Sunday, November 2, 2014

Look to the 'Exit' to Enter a Consumer's Mind and Improve Experience

6:54 PM Posted by Unknown No comments
Looking to improve your customer's experience online? In order to successfully improve a customer's experience on your company's website you must first know what sort of experience they are having. How is a customer entering, traveling through and perhaps most importantly exiting your site?

The web analytics exit page metric characterizes "the last page on a site accessed during a visit which identified the end of a visit or session" (Reed College of Media, 2014). Everyone who visits a site is at a point going to leave. Good web design leads a user through a series of pages to deliver the information or action being sought by both consumer and business.
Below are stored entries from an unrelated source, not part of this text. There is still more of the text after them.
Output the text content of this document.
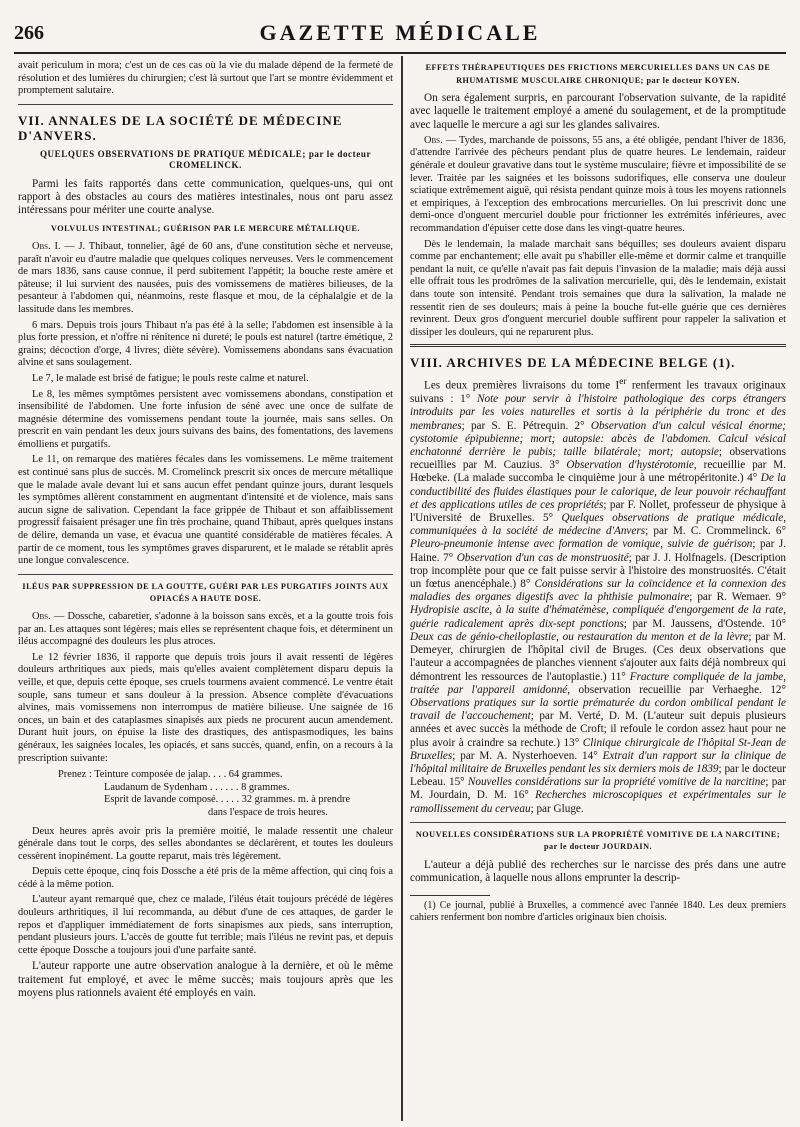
266	GAZETTE MÉDICALE

avait periculum in mora; c'est un de ces cas où la vie du malade dépend de la fermeté de résolution et des lumières du chirurgien; c'est là surtout que l'art se montre évidemment et promptement salutaire.

VII. ANNALES DE LA SOCIÉTÉ DE MÉDECINE D'ANVERS.
QUELQUES OBSERVATIONS DE PRATIQUE MÉDICALE; par le docteur CROMELINCK.

Parmi les faits rapportés dans cette communication, quelques-uns, qui ont rapport à des obstacles au cours des matières intestinales, nous ont paru assez intéressans pour mériter une courte analyse.

VOLVULUS INTESTINAL; GUÉRISON PAR LE MERCURE MÉTALLIQUE.

Obs. I. — J. Thibaut, tonnelier, âgé de 60 ans, d'une constitution sèche et nerveuse, paraît n'avoir eu d'autre maladie que quelques coliques nerveuses. Vers le commencement de mars 1836, sans cause connue, il perd subitement l'appétit; la bouche reste amère et pâteuse; il lui survient des nausées, puis des vomissemens de matières bilieuses, de la pesanteur à l'abdomen qui, néanmoins, reste flasque et mou, de la céphalalgie et de la lassitude dans les membres.

6 mars. Depuis trois jours Thibaut n'a pas été à la selle; l'abdomen est insensible à la plus forte pression, et n'offre ni rénitence ni dureté; le pouls est naturel (tartre émétique, 2 grains; décoction d'orge, 4 livres; diète sévère). Vomissemens abondans sans évacuation alvine et sans soulagement.

Le 7, le malade est brisé de fatigue; le pouls reste calme et naturel.

Le 8, les mêmes symptômes persistent avec vomissemens abondans, constipation et insensibilité de l'abdomen. Une forte infusion de séné avec une once de sulfate de magnésie détermine des vomissemens pendant toute la journée, mais sans selles. On prescrit en vain pendant les deux jours suivans des bains, des fomentations, des lavemens émolliens et purgatifs.

Le 11, on remarque des matières fécales dans les vomissemens. Le même traitement est continué sans plus de succès. M. Cromelinck prescrit six onces de mercure métallique que le malade avale devant lui et sans aucun effet pendant quinze jours, durant lesquels les symptômes allèrent constamment en augmentant d'intensité et de violence, mais sans aucun signe de salivation. Cependant la face grippée de Thibaut et son affaiblissement progressif faisaient présager une fin très prochaine, quand Thibaut, après quelques instans de délire, demanda un vase, et évacua une quantité considérable de matières fécales. A partir de ce moment, tous les symptômes graves disparurent, et le malade se rétablit après une longue convalescence.

ILÉUS PAR SUPPRESSION DE LA GOUTTE, GUÉRI PAR LES PURGATIFS JOINTS AUX OPIACÉS A HAUTE DOSE.

Obs. — Dossche, cabaretier, s'adonne à la boisson sans excès, et a la goutte trois fois par an. Les attaques sont légères; mais elles se représentent chaque fois, et déterminent un iléus accompagné des douleurs les plus atroces.

Le 12 février 1836, il rapporte que depuis trois jours il avait ressenti de légères douleurs arthritiques aux pieds, mais qu'elles avaient complètement disparu depuis la veille, et que, depuis cette époque, ses cruels tourmens avaient commencé. Le ventre était souple, sans tumeur et sans douleur à la pression. Absence complète d'évacuations alvines, mais vomissemens non interrompus de matière bilieuse. Une saignée de 16 onces, un bain et des cataplasmes sinapisés aux pieds ne procurent aucun amendement. Durant huit jours, on épuise la liste des drastiques, des antispasmodiques, les bains généraux, les saignées locales, les opiacés, et sans succès, quand, enfin, on a recours à la prescription suivante:

Prenez : Teinture composée de jalap. . . . 64 grammes.
Laudanum de Sydenham . . . . . . 8 grammes.
Esprit de lavande composé. . . . . 32 grammes. m. à prendre
dans l'espace de trois heures.

Deux heures après avoir pris la première moitié, le malade ressentit une chaleur générale dans tout le corps, des selles abondantes se déclarèrent, et toutes les douleurs cessèrent inopinément. La goutte reparut, mais très légèrement.

Depuis cette époque, cinq fois Dossche a été pris de la même affection, qui cinq fois a cédé à la même potion.

L'auteur ayant remarqué que, chez ce malade, l'iléus était toujours précédé de légères douleurs arthritiques, il lui recommanda, au début d'une de ces attaques, de garder le repos et d'appliquer immédiatement de forts sinapismes aux pieds, sans interruption, pendant plusieurs jours. L'accès de goutte fut terrible; mais l'iléus ne revint pas, et depuis cette époque Dossche a toujours joui d'une parfaite santé.

L'auteur rapporte une autre observation analogue à la dernière, et où le même traitement fut employé, et avec le même succès; mais toujours après que les moyens plus rationnels avaient été employés en vain.

EFFETS THÉRAPEUTIQUES DES FRICTIONS MERCURIELLES DANS UN CAS DE RHUMATISME MUSCULAIRE CHRONIQUE; par le docteur KOYEN.

On sera également surpris, en parcourant l'observation suivante, de la rapidité avec laquelle le traitement employé a amené du soulagement, et de la promptitude avec laquelle le mercure a agi sur les glandes salivaires.

Obs. — Tydes, marchande de poissons, 55 ans, a été obligée, pendant l'hiver de 1836, d'attendre l'arrivée des pêcheurs pendant plus de quatre heures. Le lendemain, raideur générale et douleur gravative dans tout le système musculaire; fièvre et impossibilité de se lever. Traitée par les saignées et les boissons sudorifiques, elle conserva une douleur sciatique extrêmement aiguë, qui résista pendant quinze mois à tous les moyens rationnels et empiriques, à l'exception des embrocations mercurielles. On lui prescrivit donc une demi-once d'onguent mercuriel double pour frictionner les extrémités inférieures, avec recommandation d'épuiser cette dose dans les vingt-quatre heures.

Dès le lendemain, la malade marchait sans béquilles; ses douleurs avaient disparu comme par enchantement; elle avait pu s'habiller elle-même et dormir calme et tranquille pendant la nuit, ce qu'elle n'avait pas fait depuis l'invasion de la maladie; mais déjà aussi elle offrait tous les prodrômes de la salivation mercurielle, qui, dès le lendemain, existait dans toute son intensité. Pendant trois semaines que dura la salivation, la malade ne ressentit rien de ses douleurs; mais à peine la bouche fut-elle guérie que ces dernières revinrent. Deux gros d'onguent mercuriel double suffirent pour rappeler la salivation et dissiper les douleurs, qui ne reparurent plus.

VIII. ARCHIVES DE LA MÉDECINE BELGE (1).

Les deux premières livraisons du tome Ier renferment les travaux originaux suivans : 1° Note pour servir à l'histoire pathologique des corps étrangers introduits par les voies naturelles et sortis à la périphérie du tronc et des membranes; par S. E. Pétrequin. 2° Observation d'un calcul vésical énorme; cystotomie épipubienne; mort; autopsie: abcès de l'abdomen. Calcul vésical enchatonné derrière le pubis; taille bilatérale; mort; autopsie; observations recueillies par M. Cauzius. 3° Observation d'hystérotomie, recueillie par M. Hœbeke. (La malade succomba le cinquième jour à une métropéritonite.) 4° De la conductibilité des fluides élastiques pour le calorique, de leur pouvoir réchauffant et des applications utiles de ces propriétés; par F. Nollet, professeur de physique à l'Université de Bruxelles. 5° Quelques observations de pratique médicale, communiquées à la société de médecine d'Anvers; par M. C. Crommelinck. 6° Pleuro-pneumonie intense avec formation de vomique, suivie de guérison; par J. Haine. 7° Observation d'un cas de monstruosité; par J. J. Holfnagels. (Description trop incomplète pour que ce fait puisse servir à l'histoire des monstruosités. C'était un fœtus anencéphale.) 8° Considérations sur la coïncidence et la connexion des maladies des organes digestifs avec la phthisie pulmonaire; par R. Wemaer. 9° Hydropisie ascite, à la suite d'hématémèse, compliquée d'engorgement de la rate, guérie radicalement après dix-sept ponctions; par M. Jaussens, d'Ostende. 10° Deux cas de génio-cheiloplastie, ou restauration du menton et de la lèvre; par M. Demeyer, chirurgien de l'hôpital civil de Bruges. (Ces deux observations que l'auteur a accompagnées de planches viennent s'ajouter aux faits déjà nombreux qui démontrent les ressources de l'autoplastie.) 11° Fracture compliquée de la jambe, traitée par l'appareil amidonné, observation recueillie par Verhaeghe. 12° Observations pratiques sur la sortie prématurée du cordon ombilical pendant le travail de l'accouchement; par M. Verté, D. M. (L'auteur suit depuis plusieurs années et avec succès la méthode de Croft; il refoule le cordon assez haut pour ne plus avoir à craindre sa rechute.) 13° Clinique chirurgicale de l'hôpital St-Jean de Bruxelles; par M. A. Nysterhoeven. 14° Extrait d'un rapport sur la clinique de l'hôpital militaire de Bruxelles pendant les six derniers mois de 1839; par le docteur Lebeau. 15° Nouvelles considérations sur la propriété vomitive de la narcitine; par M. Jourdain, D. M. 16° Recherches microscopiques et expérimentales sur le ramollissement du cerveau; par Gluge.

NOUVELLES CONSIDÉRATIONS SUR LA PROPRIÉTÉ VOMITIVE DE LA NARCITINE; par le docteur JOURDAIN.

L'auteur a déjà publié des recherches sur le narcisse des prés dans une autre communication, à laquelle nous allons emprunter la descrip-

(1) Ce journal, publié à Bruxelles, a commencé avec l'année 1840. Les deux premiers cahiers renferment bon nombre d'articles originaux bien choisis.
A well-designed site therefore would have pages with both high exit page ratios (i.e. receipt and thank you pages) and low exit page ratios (i.e. home page).

Exit page is often confused with bounce rate. So let's be clear: "Exit Rate shows the percentage of people who entered anywhere on the site but exited from a particular page. Bounce rate shows the percentage of people who entered on a particular page, did nothing, and exited from the site on the same page" (Kaushik, 2010). In web analytics, the exit page can tell if a consumer has had the experience intended for them after visiting a site for a particular purpose (i.e. making a purchase, answering a question, ordering a pizza).

ProPublica, during the 2012 election, created a news application called Free the Files entirely focused on optimizing the exit page metric with what they labeled as "Casino-Driven Design". According to Shaw (2013), "Casino-driven design cuts away all distraction and drives the user's attention toward staying focused on a single task. Casino-driven design creates an optimal atmosphere for task completion by actively discouraging cross-site exploration and page exits". In the case of Free the Files, the task was to analyze and transcribe millions of invoices and files in to clean data for clearer insight in TV ad spending by campaigns.


Source: Shaw, Al. (2013, March 20) ProPublica Nerd Blog

Beyond a clean page with no section links, backlinks to the homepage, ads or other "distracting" elements; ProPublica's casino-driven design begins with a 'glass door' technique revealing what activities are available once you sign up. Once a user signed-up, wayfinding banners with encouragement and direction appeared at the top of each page directing the user to their next action.

ProPublica's casino-driven design efforts are a great example of optimizing the Exit Page metric. The Exit Page report in Google Analytics offers a direct view of key pages  to look at in optimizing your company's site for better performance. If user's are exiting from a page that is meant to lead to another action, ask yourself what elements on the page can be improved to lead them there.

  • Does it offer mediocre copywriting?
  • Is it clear what the user's next step (or click) should be?
  • Is it slow to load or require a lot of scrolling?
  • Is it dull and unengaging?

If the primary exit page is your thank you page after checkout, give your web developer a holiday bonus as when users are reaching the exit page intended for them your business goals are being met.



References

Kaushik, A. (2010). Web analytics 2.0: The art of online accountability & science of customer centricity.Indianapolis, IN: Wiley Publishing. ISBN# 978-0470529393

Reed College of Media. (2014). Basic web analytics.